Most 12-tone music, despite being some of the most well-ordered and unified and thought-out music possible, sounds to most people, like complete shit. It's usually ugly, disjointed, and even "random sounding". This is quite ironic as the music is the most un-random music imaginable. But many hear Webern or Schoenberg and describe hearing "random notes played randomly, like a baby hitting keys on a piano".
This is a very huge topic and very controversial in music and very hard to understand, but I bring it up to point to the STRICTNESS of Berg's music. He is by choice, limiting himself by using a system (albeit quite freely at times) to create unity, form, structure and even "meaning", and inspire his creativity. Berg's 12-tone music is remarkably free and beautiful sounding, as he often rigs his 12-tone rows to produce tonal, or 'Normal' sounding melodic intervals, melodies, and harmonies.
Lulu uses a lot of 12-tone rows for its material, and sometimes combines them to produce new ones. Many of the characters have their own rows.

So back to the scene.
Berg's two characters in this scene, the Painter and Lulu both have their own 12-tone rows, or sets (or ordering of the 12 notes). The 12-tone order can be used regularly, backwards, or mirrored (turned upside down-notes that went up two steps now go down). So for the scene between them, he uses their rows and combines them. A normal listener has no idea this is going on despite possibly hearing that characters and situations seem to have certain melodies and harmonies associated with them.
So not only has Berg generated all his material from a very strict and many would say, COLD, LIFELESS system (How can one express emotions when doing all this mathematic controlling of the music you ask!), he uses this COLD, LIFELESS system to try to EXPRESS HOT-BLOODED EMOTION AND PASSION! WHAAAAAAAAAAA?
Somehow, the man manages to unite two polar opposites.

But there is millions of more things going on in this scene.

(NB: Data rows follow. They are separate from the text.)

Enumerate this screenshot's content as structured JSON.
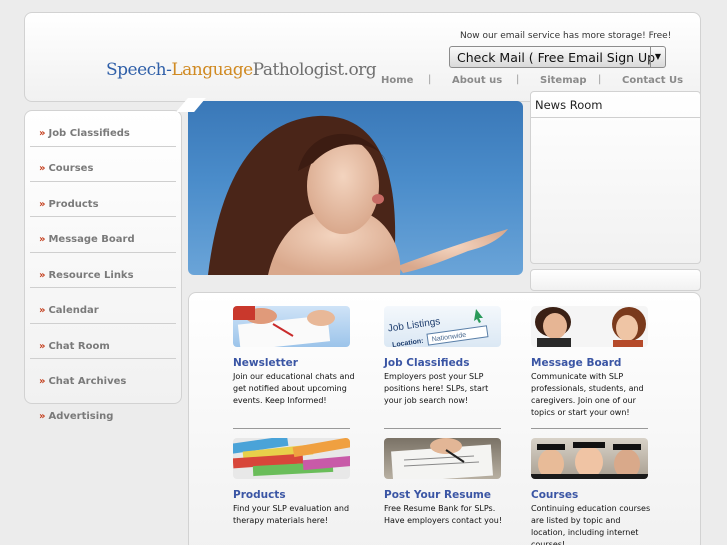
{
  "header": {
    "logo": {
      "part1": "Speech-",
      "part2": "Language",
      "part3": "Pathologist.org"
    },
    "promo_text": "Now our email service has more storage! Free!",
    "email_select": {
      "selected": "Check Mail ( Free Email Sign Up"
    },
    "top_links": [
      "Home",
      "About us",
      "Sitemap",
      "Contact Us"
    ],
    "separator": "|"
  },
  "sidebar": {
    "bullet": "»",
    "items": [
      "Job Classifieds",
      "Courses",
      "Products",
      "Message Board",
      "Resource Links",
      "Calendar",
      "Chat Room",
      "Chat Archives",
      "Advertising"
    ]
  },
  "news": {
    "title": "News Room"
  },
  "features": [
    {
      "title": "Newsletter",
      "desc": "Join our educational chats and get notified about upcoming events. Keep Informed!",
      "thumb": "newsletter-image"
    },
    {
      "title": "Job Classifieds",
      "desc": "Employers post your SLP positions here! SLPs, start your job search now!",
      "thumb": "job-listings-image",
      "thumb_text": {
        "heading": "Job Listings",
        "label": "Location:",
        "field": "Nationwide"
      }
    },
    {
      "title": "Message Board",
      "desc": "Communicate with SLP professionals, students, and caregivers. Join one of our topics or start your own!",
      "thumb": "message-board-image"
    },
    {
      "title": "Products",
      "desc": "Find your SLP evaluation and therapy materials here!",
      "thumb": "products-image"
    },
    {
      "title": "Post Your Resume",
      "desc": "Free Resume Bank for SLPs. Have employers contact you!",
      "thumb": "resume-image"
    },
    {
      "title": "Courses",
      "desc": "Continuing education courses are listed by topic and location, including internet courses!",
      "thumb": "courses-image"
    }
  ],
  "colors": {
    "accent_link": "#3a55a4",
    "bullet": "#c33c1a",
    "logo_blue": "#2f5fa8",
    "logo_orange": "#d08a22"
  }
}
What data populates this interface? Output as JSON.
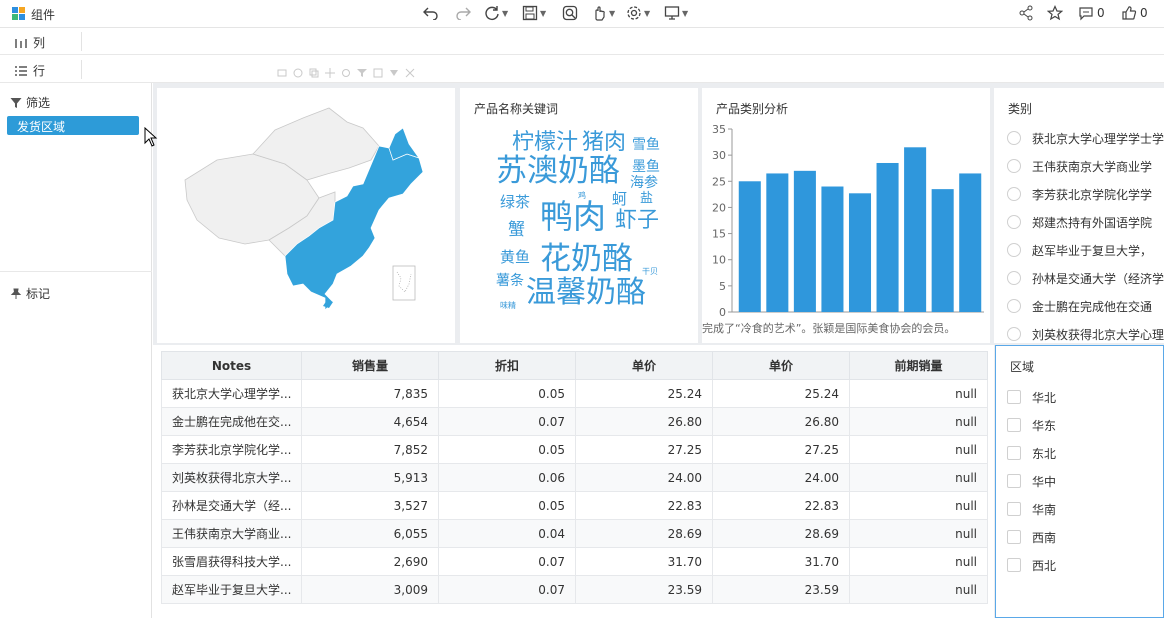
{
  "app": {
    "title": "组件"
  },
  "toolbar": {
    "comments_count": "0",
    "likes_count": "0"
  },
  "shelves": {
    "columns_label": "列",
    "rows_label": "行"
  },
  "left_panel": {
    "filter_title": "筛选",
    "filter_chip": "发货区域",
    "mark_title": "标记"
  },
  "map_card": {
    "title": ""
  },
  "wordcloud": {
    "title": "产品名称关键词",
    "words": [
      {
        "text": "柠檬汁",
        "size": 22
      },
      {
        "text": "猪肉",
        "size": 22
      },
      {
        "text": "雪鱼",
        "size": 14
      },
      {
        "text": "苏澳奶酪",
        "size": 31
      },
      {
        "text": "墨鱼",
        "size": 14
      },
      {
        "text": "海参",
        "size": 14
      },
      {
        "text": "绿茶",
        "size": 15
      },
      {
        "text": "鸡",
        "size": 8
      },
      {
        "text": "蚵",
        "size": 15
      },
      {
        "text": "盐",
        "size": 13
      },
      {
        "text": "鸭肉",
        "size": 33
      },
      {
        "text": "虾子",
        "size": 22
      },
      {
        "text": "蟹",
        "size": 17
      },
      {
        "text": "黄鱼",
        "size": 15
      },
      {
        "text": "花奶酪",
        "size": 31
      },
      {
        "text": "薯条",
        "size": 14
      },
      {
        "text": "干贝",
        "size": 8
      },
      {
        "text": "温馨奶酪",
        "size": 30
      },
      {
        "text": "味精",
        "size": 8
      }
    ]
  },
  "bar_card": {
    "title": "产品类别分析",
    "footer_text": "完成了“冷食的艺术”。张颖是国际美食协会的会员。"
  },
  "chart_data": {
    "type": "bar",
    "title": "产品类别分析",
    "categories": [
      "",
      "",
      "",
      "",
      "",
      "",
      "",
      "",
      "",
      ""
    ],
    "values": [
      25,
      26.5,
      27,
      24,
      22.7,
      28.5,
      31.5,
      23.5,
      26.5
    ],
    "ylim": [
      0,
      35
    ],
    "yticks": [
      "0",
      "5",
      "10",
      "15",
      "20",
      "25",
      "30",
      "35"
    ],
    "grid": false,
    "color": "#2f97dc"
  },
  "table": {
    "headers": [
      "Notes",
      "销售量",
      "折扣",
      "单价",
      "单价",
      "前期销量"
    ],
    "rows": [
      [
        "获北京大学心理学学...",
        "7,835",
        "0.05",
        "25.24",
        "25.24",
        "null"
      ],
      [
        "金士鹏在完成他在交...",
        "4,654",
        "0.07",
        "26.80",
        "26.80",
        "null"
      ],
      [
        "李芳获北京学院化学...",
        "7,852",
        "0.05",
        "27.25",
        "27.25",
        "null"
      ],
      [
        "刘英枚获得北京大学...",
        "5,913",
        "0.06",
        "24.00",
        "24.00",
        "null"
      ],
      [
        "孙林是交通大学（经...",
        "3,527",
        "0.05",
        "22.83",
        "22.83",
        "null"
      ],
      [
        "王伟获南京大学商业...",
        "6,055",
        "0.04",
        "28.69",
        "28.69",
        "null"
      ],
      [
        "张雪眉获得科技大学...",
        "2,690",
        "0.07",
        "31.70",
        "31.70",
        "null"
      ],
      [
        "赵军毕业于复旦大学...",
        "3,009",
        "0.07",
        "23.59",
        "23.59",
        "null"
      ]
    ]
  },
  "category_filter": {
    "title": "类别",
    "options": [
      "获北京大学心理学学士学",
      "王伟获南京大学商业学",
      "李芳获北京学院化学学",
      "郑建杰持有外国语学院",
      "赵军毕业于复旦大学，",
      "孙林是交通大学（经济学",
      "金士鹏在完成他在交通",
      "刘英枚获得北京大学心理"
    ]
  },
  "region_filter": {
    "title": "区域",
    "options": [
      "华北",
      "华东",
      "东北",
      "华中",
      "华南",
      "西南",
      "西北"
    ]
  },
  "colors": {
    "accent": "#2d9bd8",
    "map_highlight": "#33a3dc",
    "bar": "#2f97dc"
  }
}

I'll name the most obvious one. The Painter doesn't manage to catch up to Lulu till the end of the scene. The kicker: he whole chase, he SINGS IN CANON WITH HER!. A canon, if you don't know (and you actually have touched a woman), is when a melody starts, and then later before the melody is finished, another instrument or voice takes up the melody from the beginning. The most famous simple canon is "Row Row Row Your Boat". But in Lulu, Lulu beings the melody, and The Painter, who can't catch up with her, starts the melody too but always two bars behind his prey. It is only at the end, when he catches her and things slow down, that the two unify and he finally catches up to her.
That's just the beginning. There are things we will never find in there that he put there.

An artist like Alban Berg does what many people believe is only capable with "God": he manages to create Infinity. Am I blowin' ya mind??????????????


Every single note, quarter rest and harmony you hear in Berg, and mostly his Lulu, is there for infinite reasons. The perfections and imperfections of unity, the mystery, the open-endedness (Word?? I don't give a fuck. Go fuck yourself asshole.) is only rivaled in modern art by James Joyce's Finnegans Wake.
The fact that either of them finished a damn thing is amazing to me.

I hate both of them.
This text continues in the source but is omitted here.